# thank god above bin ladefn is dead



## CO204yoter (Aug 9, 2010)

osama bin laden is dead and our troops have his body and are bringin it out


----------



## SWAMPBUCK10PT (Apr 5, 2010)

*yEP!!!!!!!!!!!! Just Heard-------GLAD HE"S DEAD------Shoot'em Dead like a DOG Congrads to our men who gott'er Done-----Semper Fi_________SB*


----------



## Antlerz22 (Apr 18, 2011)

The old saying is true, you can run--but you cant hide (in this case it was awhile). Wonder what effect that will have on his following. Good job troops keep up the necessary killing--I mean good work.


----------



## Mattuk (Oct 16, 2010)

Yes its been a long time coming but he was no longer the main man its the others that are still in hiding we need to find now.


----------



## bones44 (Jan 7, 2011)

One less rat to beat down..... Great job by our soldiers. God bless them all !!


----------



## On a call (Mar 3, 2010)

Sweet...I did not hear.

That SOB has cost so many so much. He needed what he got. To bad it was not sooner.

Again, my head is bowed and Prayers sent for those who lost thier lives and or family members due to this radical.

Thanks for the post 204


----------



## HowlinRed (Feb 3, 2011)

This truly is a great day for the American people and the rest of the world. UBL's role has been diminished some what over the past ten years, but he was still the head of the snake. I am so proud of our CIA and Special Operations community for working together to get this operation done. For those of you that don't know, this was a huge undertaking for our operators to enter that compound and put a bullet in the head of the snake. It also sends a message to the rest of the nut jobs around the world that we CAN put "eyes on" a target and kill it up close and personal. Although the war on terror is not over, I hope and pray that the family's who lost loved ones on 9/11/01 as well as sons and daughters through out the war can have an inner peace knowing that the snake is dead.


----------



## youngdon (Mar 10, 2010)

Ding Dong, the witch is dead........


----------



## On a call (Mar 3, 2010)

HowlinRed said:


> This truly is a great day for the American people and the rest of the world. UBL's role has been diminished some what over the past ten years, but he was still the head of the snake. I am so proud of our CIA and Special Operations community for working together to get this operation done. For those of you that don't know, this was a huge undertaking for our operators to enter that compound and put a bullet in the head of the snake. It also sends a message to the rest of the nut jobs around the world that we CAN put "eyes on" a target and kill it up close and personal. Although the war on terror is not over, I hope and pray that the family's who lost loved ones on 9/11/01 as well as sons and daughters through out the war can have an inner peace knowing that the snake is dead.

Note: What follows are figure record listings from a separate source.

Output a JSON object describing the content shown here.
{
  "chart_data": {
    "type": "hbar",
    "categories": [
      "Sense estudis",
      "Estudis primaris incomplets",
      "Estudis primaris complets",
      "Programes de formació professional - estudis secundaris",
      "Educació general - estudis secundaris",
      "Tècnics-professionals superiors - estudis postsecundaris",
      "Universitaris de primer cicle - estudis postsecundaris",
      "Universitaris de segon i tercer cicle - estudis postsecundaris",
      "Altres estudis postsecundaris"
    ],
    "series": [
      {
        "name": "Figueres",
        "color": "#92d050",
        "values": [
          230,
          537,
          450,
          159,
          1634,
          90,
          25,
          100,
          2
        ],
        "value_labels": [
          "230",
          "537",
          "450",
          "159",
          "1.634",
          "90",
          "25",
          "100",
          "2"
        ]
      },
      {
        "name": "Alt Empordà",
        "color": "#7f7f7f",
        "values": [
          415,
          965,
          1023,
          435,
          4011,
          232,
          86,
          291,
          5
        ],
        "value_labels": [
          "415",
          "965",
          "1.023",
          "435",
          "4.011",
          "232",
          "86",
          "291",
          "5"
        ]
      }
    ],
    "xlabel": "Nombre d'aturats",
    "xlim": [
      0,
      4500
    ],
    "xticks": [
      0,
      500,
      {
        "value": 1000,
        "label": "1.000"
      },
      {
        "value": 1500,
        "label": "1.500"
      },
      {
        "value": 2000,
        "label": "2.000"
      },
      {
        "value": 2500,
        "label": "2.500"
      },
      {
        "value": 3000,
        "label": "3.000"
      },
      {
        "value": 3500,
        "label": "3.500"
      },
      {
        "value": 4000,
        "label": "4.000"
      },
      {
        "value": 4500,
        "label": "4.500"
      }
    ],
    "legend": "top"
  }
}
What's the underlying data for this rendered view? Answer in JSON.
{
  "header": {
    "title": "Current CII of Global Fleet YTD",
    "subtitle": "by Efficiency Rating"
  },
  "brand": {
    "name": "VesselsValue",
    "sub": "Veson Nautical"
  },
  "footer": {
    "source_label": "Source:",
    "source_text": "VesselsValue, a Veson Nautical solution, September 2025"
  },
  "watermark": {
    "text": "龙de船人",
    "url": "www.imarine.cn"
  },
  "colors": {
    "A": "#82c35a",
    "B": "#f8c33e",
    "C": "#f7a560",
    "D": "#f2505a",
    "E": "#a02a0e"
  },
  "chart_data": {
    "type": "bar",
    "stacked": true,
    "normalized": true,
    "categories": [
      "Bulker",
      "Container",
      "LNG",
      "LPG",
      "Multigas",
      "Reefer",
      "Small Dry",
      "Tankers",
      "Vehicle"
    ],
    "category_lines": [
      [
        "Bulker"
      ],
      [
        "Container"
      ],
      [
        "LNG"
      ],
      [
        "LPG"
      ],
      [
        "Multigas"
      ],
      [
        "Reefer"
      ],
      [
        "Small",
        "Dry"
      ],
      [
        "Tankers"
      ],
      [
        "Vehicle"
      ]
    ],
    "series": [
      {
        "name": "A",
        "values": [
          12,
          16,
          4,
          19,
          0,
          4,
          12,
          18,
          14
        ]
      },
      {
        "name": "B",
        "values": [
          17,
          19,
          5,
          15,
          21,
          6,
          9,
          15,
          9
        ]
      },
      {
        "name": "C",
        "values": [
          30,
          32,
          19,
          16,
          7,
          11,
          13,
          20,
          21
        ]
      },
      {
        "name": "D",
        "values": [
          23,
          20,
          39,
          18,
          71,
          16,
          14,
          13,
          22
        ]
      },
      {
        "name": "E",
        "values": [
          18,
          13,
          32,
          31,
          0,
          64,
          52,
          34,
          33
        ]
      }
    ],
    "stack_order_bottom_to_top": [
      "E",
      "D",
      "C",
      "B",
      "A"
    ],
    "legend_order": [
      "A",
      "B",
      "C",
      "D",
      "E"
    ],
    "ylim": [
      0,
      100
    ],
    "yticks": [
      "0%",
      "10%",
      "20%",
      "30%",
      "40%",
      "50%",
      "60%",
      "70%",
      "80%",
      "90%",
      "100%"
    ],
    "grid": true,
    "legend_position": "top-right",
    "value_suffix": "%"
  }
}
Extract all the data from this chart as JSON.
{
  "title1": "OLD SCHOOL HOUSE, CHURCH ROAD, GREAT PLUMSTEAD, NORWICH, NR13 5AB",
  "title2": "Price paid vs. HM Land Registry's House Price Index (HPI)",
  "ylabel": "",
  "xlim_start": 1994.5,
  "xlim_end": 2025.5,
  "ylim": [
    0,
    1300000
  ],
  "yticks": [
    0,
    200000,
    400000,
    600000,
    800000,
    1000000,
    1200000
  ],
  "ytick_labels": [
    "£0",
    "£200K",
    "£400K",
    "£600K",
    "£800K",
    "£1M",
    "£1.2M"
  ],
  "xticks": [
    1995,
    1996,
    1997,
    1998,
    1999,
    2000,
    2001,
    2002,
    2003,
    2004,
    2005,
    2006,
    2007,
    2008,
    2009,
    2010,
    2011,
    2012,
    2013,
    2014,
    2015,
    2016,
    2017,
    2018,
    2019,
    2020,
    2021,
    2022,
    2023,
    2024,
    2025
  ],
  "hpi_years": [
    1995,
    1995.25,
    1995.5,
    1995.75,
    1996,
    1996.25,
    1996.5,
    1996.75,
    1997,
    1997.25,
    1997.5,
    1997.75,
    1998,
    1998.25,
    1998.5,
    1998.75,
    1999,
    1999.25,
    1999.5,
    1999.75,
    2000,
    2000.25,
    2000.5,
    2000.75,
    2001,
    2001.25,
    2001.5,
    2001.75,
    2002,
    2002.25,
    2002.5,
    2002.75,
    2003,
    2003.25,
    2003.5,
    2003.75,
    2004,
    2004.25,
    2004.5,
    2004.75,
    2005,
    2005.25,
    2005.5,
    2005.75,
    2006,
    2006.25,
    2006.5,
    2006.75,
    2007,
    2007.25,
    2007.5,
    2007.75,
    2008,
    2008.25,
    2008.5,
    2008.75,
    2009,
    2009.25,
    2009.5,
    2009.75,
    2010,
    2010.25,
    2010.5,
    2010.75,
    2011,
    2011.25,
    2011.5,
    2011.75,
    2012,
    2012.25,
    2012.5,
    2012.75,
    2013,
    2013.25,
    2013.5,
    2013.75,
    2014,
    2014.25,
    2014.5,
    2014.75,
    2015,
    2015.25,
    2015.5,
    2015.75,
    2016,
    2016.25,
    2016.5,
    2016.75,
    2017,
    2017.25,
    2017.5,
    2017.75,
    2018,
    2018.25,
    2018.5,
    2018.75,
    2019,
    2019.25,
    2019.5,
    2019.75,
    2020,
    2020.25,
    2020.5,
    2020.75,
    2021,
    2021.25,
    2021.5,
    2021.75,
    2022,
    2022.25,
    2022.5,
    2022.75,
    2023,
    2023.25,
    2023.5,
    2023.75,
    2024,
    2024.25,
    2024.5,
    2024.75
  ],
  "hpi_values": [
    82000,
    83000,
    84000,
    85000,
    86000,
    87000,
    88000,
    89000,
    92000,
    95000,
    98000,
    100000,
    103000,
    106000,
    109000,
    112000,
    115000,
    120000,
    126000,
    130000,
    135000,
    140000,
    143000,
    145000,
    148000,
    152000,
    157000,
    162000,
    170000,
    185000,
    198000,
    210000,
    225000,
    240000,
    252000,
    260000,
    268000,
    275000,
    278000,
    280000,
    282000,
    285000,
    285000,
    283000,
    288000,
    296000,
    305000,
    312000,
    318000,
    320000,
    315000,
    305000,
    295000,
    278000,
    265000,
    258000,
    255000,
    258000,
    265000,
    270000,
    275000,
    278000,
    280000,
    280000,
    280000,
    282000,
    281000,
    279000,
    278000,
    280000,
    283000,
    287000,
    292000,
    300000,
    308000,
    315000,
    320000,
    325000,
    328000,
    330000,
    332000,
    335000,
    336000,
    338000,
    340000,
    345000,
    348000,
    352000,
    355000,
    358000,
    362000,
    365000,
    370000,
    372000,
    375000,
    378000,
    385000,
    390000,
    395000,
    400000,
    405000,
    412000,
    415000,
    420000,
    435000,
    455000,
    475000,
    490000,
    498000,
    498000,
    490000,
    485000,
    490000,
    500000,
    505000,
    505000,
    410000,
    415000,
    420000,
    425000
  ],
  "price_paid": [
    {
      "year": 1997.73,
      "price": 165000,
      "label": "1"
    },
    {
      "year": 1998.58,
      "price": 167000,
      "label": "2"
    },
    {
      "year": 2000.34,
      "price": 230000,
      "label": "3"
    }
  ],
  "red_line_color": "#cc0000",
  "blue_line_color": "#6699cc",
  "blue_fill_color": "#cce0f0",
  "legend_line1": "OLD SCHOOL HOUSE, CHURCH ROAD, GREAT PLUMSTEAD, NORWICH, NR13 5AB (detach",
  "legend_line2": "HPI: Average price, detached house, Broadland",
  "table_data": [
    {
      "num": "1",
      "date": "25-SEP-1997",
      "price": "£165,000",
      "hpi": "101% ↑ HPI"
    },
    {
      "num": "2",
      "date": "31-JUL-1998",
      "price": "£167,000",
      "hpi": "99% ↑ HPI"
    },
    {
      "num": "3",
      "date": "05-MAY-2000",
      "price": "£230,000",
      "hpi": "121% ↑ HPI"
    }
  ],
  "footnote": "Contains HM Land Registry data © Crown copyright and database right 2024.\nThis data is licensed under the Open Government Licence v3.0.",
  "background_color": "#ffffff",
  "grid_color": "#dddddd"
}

Yes the Head is dead ! To bad there are others following..but the message has been sent that they too will be squashed. We had our chances a few other times..the time we thought we had him in the cave..well, there we those who knew he was not there, but close. And by the time we had permission, he was gone again. We did it right this time. I just hope those in upper power and new to the game do not us this for thier gain.

I too still feel for ALL those who suffered the wrath of this Radical Rogue.


----------



## JTKillough (May 4, 2010)

Fantastic news. US military, I thank you and am so very proud of you. I knew it was only a matter of time. Sounds like we had leads on his where-abouts several years ago, but had to track down the courier to get at him. In the end, he tried to hide behind a little girl. Not surprised..Who cares, he's dead and the world rejoices. And sure, where will be another creep to take his place on the worlds most wanted list, but we will do the ol' double tap on him also. Come get some!


----------



## HowlinRed (Feb 3, 2011)

Yes, we finally developed our own Intel over the past few years and didn't depend so much on other countries. It is clear that they can't be trusted. UBL had been tipped off too many times by these so called "allied" countries. And we kept our mouths shut. No leaks. The Bush administration deserves a lot of credit for putting in place the polices to interrogate these dirt bags with the advanced interrogation techniques. It took time but it worked. Dirt bags beware. We proved the other day that we don't have to bomb you to get you. I sure hope we start to reconsider our relationship with these other countries such as Pakistan. They are playing us for the money and could care less about us.


----------



## youngdon (Mar 10, 2010)

That last sentence about says it all IMO.


----------